基本的に瞬発力に優れている種牡馬だけに斬れが生きる馬場の方が良い、というのは一般的な見解と一致しているとは思いますが、意外と馬場悪化時に人気が下がるようなこともないというデータもあり(良馬場時の平均単勝オッズ21.6倍、稍重時の平均単勝オッズ23.0倍、重馬場時の平均単勝オッズ18.4倍)、結果的に回収率は良馬場時と比較すると幾分下がっています。
ではダートではどうでしょうか。
ディープインパクト産駒ー馬場状態別成績・ダート
スピードと瞬発力に長けたイメージだけに脚抜きの良い馬場の方が持ち味を生かせるのか、とも思われそうなのですが、実際にはそれほどでもなく、複勝率を見る限り大差ない成績となっています。
このデータを見る限り、ダートに関しては馬場状態に関してはあまり大きな影響はないと見てもいいのかもしれませんね。
では続いて得意コースを見てみましょう。
ディープインパクト産駒ー得意コース
ここでは出走回数100回というフィルタリングを行っていますが、上位の4コースは全て京都芝コースとなっており、その複勝率は驚異の40%超えとなっています。
京都の軽く、スピードが出やすい馬場との相性が非常に良いことが見て取れるデータとなっています。
また、この表には一部しか出てきていませんが、阪神競馬場の芝コースも好成績を残す傾向が出ています。
その一方で成績が芳しくないのは東京ダート1600mでその複勝率は17.4%に留まります。
面白いのは福島で、芝1800mは37.8%となかなかの複勝率なのですが、2000mとなると27.6%と、10%も落ち込んでしまっています。
ディープインパクト産駒ー母の父別成績
アンブライドルドがトップ。
ワグネリアンなどで知られるキングカメハメハは2位で45.6%もの複勝率を誇ります。
意外に健闘しているのはスマートレイアーを出したホワイトマズルと5位のエクスチェンジルート。
エクスチェンジルート?って感じですが、際立つ実績馬はいないながらも6頭いる内の3頭が4勝以上を挙げてランクインしています。
比較的多いパターンではストームキャットが複勝率39.8%、フレンチデピュティが複勝率37.7%、トニービンが複勝率30.7%、ブライアンズタイムが28.1%となっています。

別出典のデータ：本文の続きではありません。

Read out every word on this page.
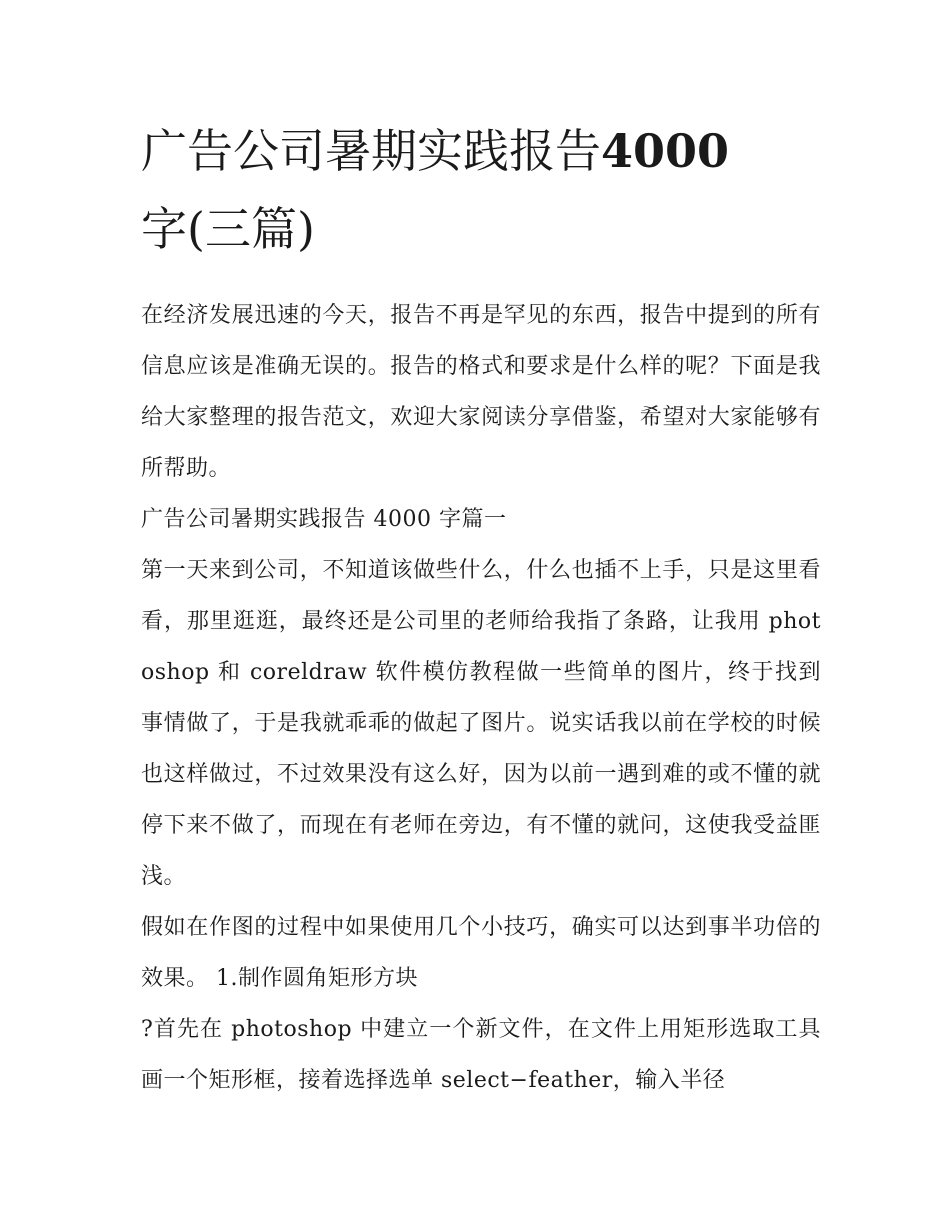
广告公司暑期实践报告4000
字(三篇)

在经济发展迅速的今天，报告不再是罕见的东西，报告中提到的所有信息应该是准确无误的。报告的格式和要求是什么样的呢？下面是我给大家整理的报告范文，欢迎大家阅读分享借鉴，希望对大家能够有所帮助。

广告公司暑期实践报告 4000 字篇一

第一天来到公司，不知道该做些什么，什么也插不上手，只是这里看看，那里逛逛，最终还是公司里的老师给我指了条路，让我用 photoshop 和 coreldraw 软件模仿教程做一些简单的图片，终于找到事情做了，于是我就乖乖的做起了图片。说实话我以前在学校的时候也这样做过，不过效果没有这么好，因为以前一遇到难的或不懂的就停下来不做了，而现在有老师在旁边，有不懂的就问，这使我受益匪浅。

假如在作图的过程中如果使用几个小技巧，确实可以达到事半功倍的效果。 1.制作圆角矩形方块

?首先在 photoshop 中建立一个新文件，在文件上用矩形选取工具画一个矩形框，接着选择选单 select−feather，输入半径
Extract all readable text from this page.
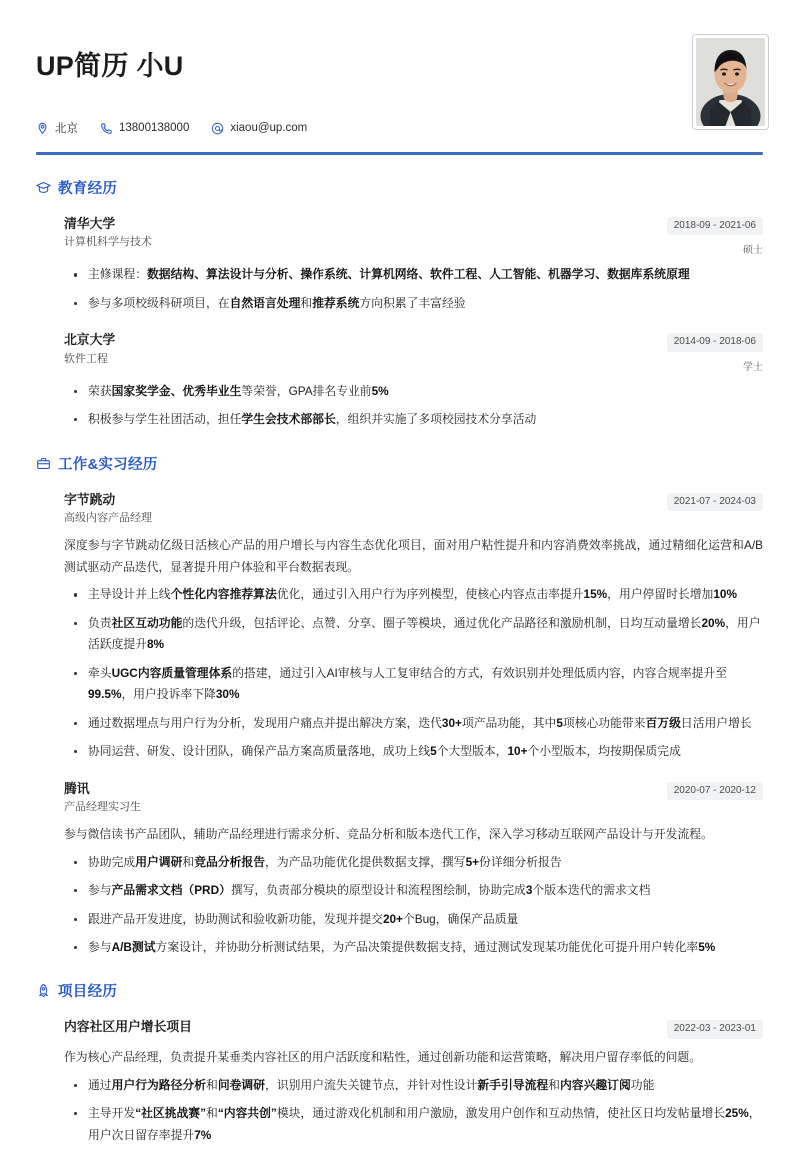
UP简历 小U
北京	13800138000	xiaou@up.com
教育经历
清华大学
计算机科学与技术
2018-09 - 2021-06
硕士
主修课程：数据结构、算法设计与分析、操作系统、计算机网络、软件工程、人工智能、机器学习、数据库系统原理
参与多项校级科研项目，在自然语言处理和推荐系统方向积累了丰富经验
北京大学
软件工程
2014-09 - 2018-06
学士
荣获国家奖学金、优秀毕业生等荣誉，GPA排名专业前5%
积极参与学生社团活动，担任学生会技术部部长，组织并实施了多项校园技术分享活动
工作&实习经历
字节跳动
高级内容产品经理
2021-07 - 2024-03
深度参与字节跳动亿级日活核心产品的用户增长与内容生态优化项目，面对用户粘性提升和内容消费效率挑战，通过精细化运营和A/B测试驱动产品迭代，显著提升用户体验和平台数据表现。
主导设计并上线个性化内容推荐算法优化，通过引入用户行为序列模型，使核心内容点击率提升15%，用户停留时长增加10%
负责社区互动功能的迭代升级，包括评论、点赞、分享、圈子等模块，通过优化产品路径和激励机制，日均互动量增长20%，用户活跃度提升8%
牵头UGC内容质量管理体系的搭建，通过引入AI审核与人工复审结合的方式，有效识别并处理低质内容，内容合规率提升至99.5%，用户投诉率下降30%
通过数据埋点与用户行为分析，发现用户痛点并提出解决方案，迭代30+项产品功能，其中5项核心功能带来百万级日活用户增长
协同运营、研发、设计团队，确保产品方案高质量落地，成功上线5个大型版本，10+个小型版本，均按期保质完成
腾讯
产品经理实习生
2020-07 - 2020-12
参与微信读书产品团队，辅助产品经理进行需求分析、竞品分析和版本迭代工作，深入学习移动互联网产品设计与开发流程。
协助完成用户调研和竞品分析报告，为产品功能优化提供数据支撑，撰写5+份详细分析报告
参与产品需求文档（PRD）撰写，负责部分模块的原型设计和流程图绘制，协助完成3个版本迭代的需求文档
跟进产品开发进度，协助测试和验收新功能，发现并提交20+个Bug，确保产品质量
参与A/B测试方案设计，并协助分析测试结果，为产品决策提供数据支持，通过测试发现某功能优化可提升用户转化率5%
项目经历
内容社区用户增长项目	2022-03 - 2023-01
作为核心产品经理，负责提升某垂类内容社区的用户活跃度和粘性，通过创新功能和运营策略，解决用户留存率低的问题。
通过用户行为路径分析和问卷调研，识别用户流失关键节点，并针对性设计新手引导流程和内容兴趣订阅功能
主导开发“社区挑战赛”和“内容共创”模块，通过游戏化机制和用户激励，激发用户创作和互动热情，使社区日均发帖量增长25%，用户次日留存率提升7%
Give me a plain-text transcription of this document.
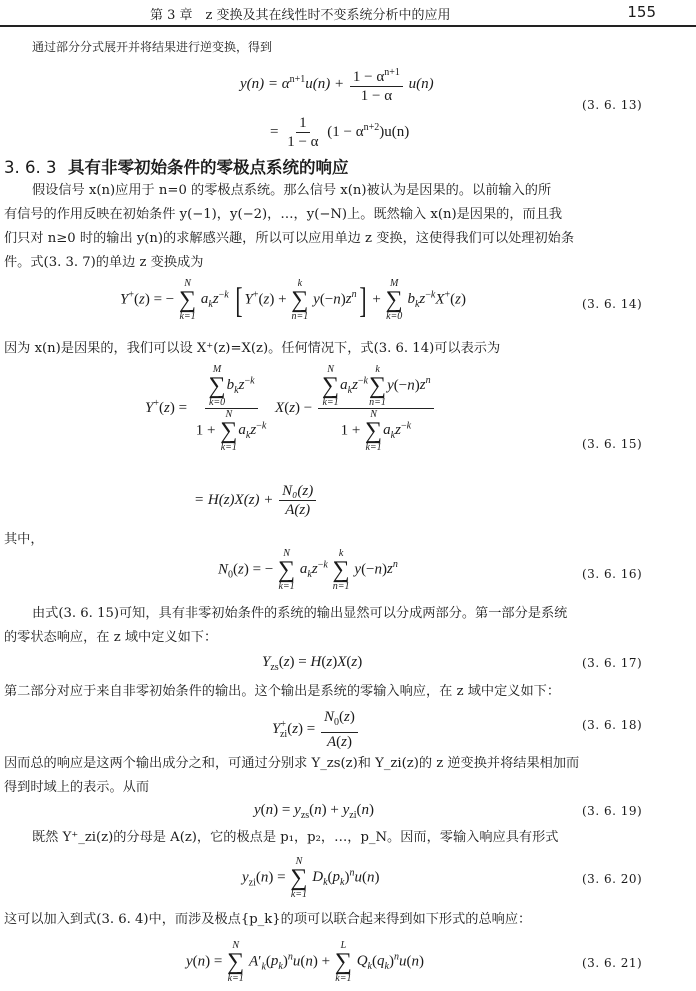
第 3 章　z 变换及其在线性时不变系统分析中的应用	155
通过部分分式展开并将结果进行逆变换，得到
$y(n) = \alpha^{n+1}u(n) + \frac{1 - \alpha^{n+1}}{1 - \alpha} u(n)$
= $\frac{1}{1 - \alpha} (1 - \alpha^{n+2})u(n)$
(3. 6. 13)
3. 6. 3 具有非零初始条件的零极点系统的响应
假设信号 x(n)应用于 n=0 的零极点系统。那么信号 x(n)被认为是因果的。以前输入的所
有信号的作用反映在初始条件 y(−1)，y(−2)，…，y(−N)上。既然输入 x(n)是因果的，而且我
们只对 n≥0 时的输出 y(n)的求解感兴趣，所以可以应用单边 z 变换，这使得我们可以处理初始条
件。式(3. 3. 7)的单边 z 变换成为
Y+(z) = −
N
∑
k=1
$a_kz^{-k}$ [ Y+(z) +
k
∑
n=1
$y(-n)z^n$] +
M
∑
k=0
$b_kz^{-k}X^+(z)$	(3. 6. 14)
因为 x(n)是因果的，我们可以设 X⁺(z)=X(z)。任何情况下，式(3. 6. 14)可以表示为
Y+(z) = M
∑
k=0
$b_kz^{-k}$
1 +
N
∑
k=1
$a_kz^{-k}$ X(z) − N
∑
k=1
$a_kz^{-k}$
k
∑
n=1
$y(-n)z^n$
1 +
N
∑
k=1
$a_kz^{-k}$	(3. 6. 15)
= $H(z)X(z) + \frac{\text{N₀(z)}}{A(z)}$
其中，
$N_0(z)$ = −
N
∑
k=1
$a_kz^{-k}$
k
∑
n=1
$y(-n)z^n$
(3. 6. 16)
由式(3. 6. 15)可知，具有非零初始条件的系统的输出显然可以分成两部分。第一部分是系统
的零状态响应，在 z 域中定义如下：
$Y_{zs}(z) = H(z)X(z)$	(3. 6. 17)
第二部分对应于来自非零初始条件的输出。这个输出是系统的零输入响应，在 z 域中定义如下：
$Y^+_{zi}(z) = \frac{N_0(z)}{A(z)}$	(3. 6. 18)
因而总的响应是这两个输出成分之和，可通过分别求 Y_zs(z)和 Y_zi(z)的 z 逆变换并将结果相加而
得到时域上的表示。从而
$y(n) = y_{zs}(n) + y_{zi}(n)$	(3. 6. 19)
既然 Y⁺_zi(z)的分母是 A(z)，它的极点是 p₁，p₂，…，p_N。因而，零输入响应具有形式
$y_{zi}(n)$ =
N
∑
k=1
$D_k(p_k)^nu(n)$	(3. 6. 20)
这可以加入到式(3. 6. 4)中，而涉及极点{p_k}的项可以联合起来得到如下形式的总响应：
y(n) =
N
∑
k=1
$A'_k(p_k)^nu(n)$ +
L
∑
k=1
$Q_k(q_k)^nu(n)$	(3. 6. 21)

と、いつもならここで終わりですが、日本ナンバー1サイアーということでついでに騎手との相性もちょっと見てみましょう。
ディープインパクト産駒ー騎手別成績
まあ、当たり前ではありますがリーディング上位の騎手の名がズラリと並んでいます。
そりゃ、彼らが有力馬に乗る機会が多いのですから。
ただ、上位6人に関しては回収率に於いても悪くなく、特にC.デムーロに関しては111%と特筆すべき数値を残していますね。
そんな日本競馬史に残る実績を積み重ねてきたディープインパクト。
毎年の様に200頭を超える種付けを行ってきたこの馬なのですが、体調が思わしくないことから今年の種付けは僅か20数頭程度で中止しています。
もう17歳となり、父サンデーサイレンスの享年を超えており、決して若くはない年齢になっています。
数十年に一度現れるかという名馬だけにまだまだ元気に頑張ってもらいたいところです。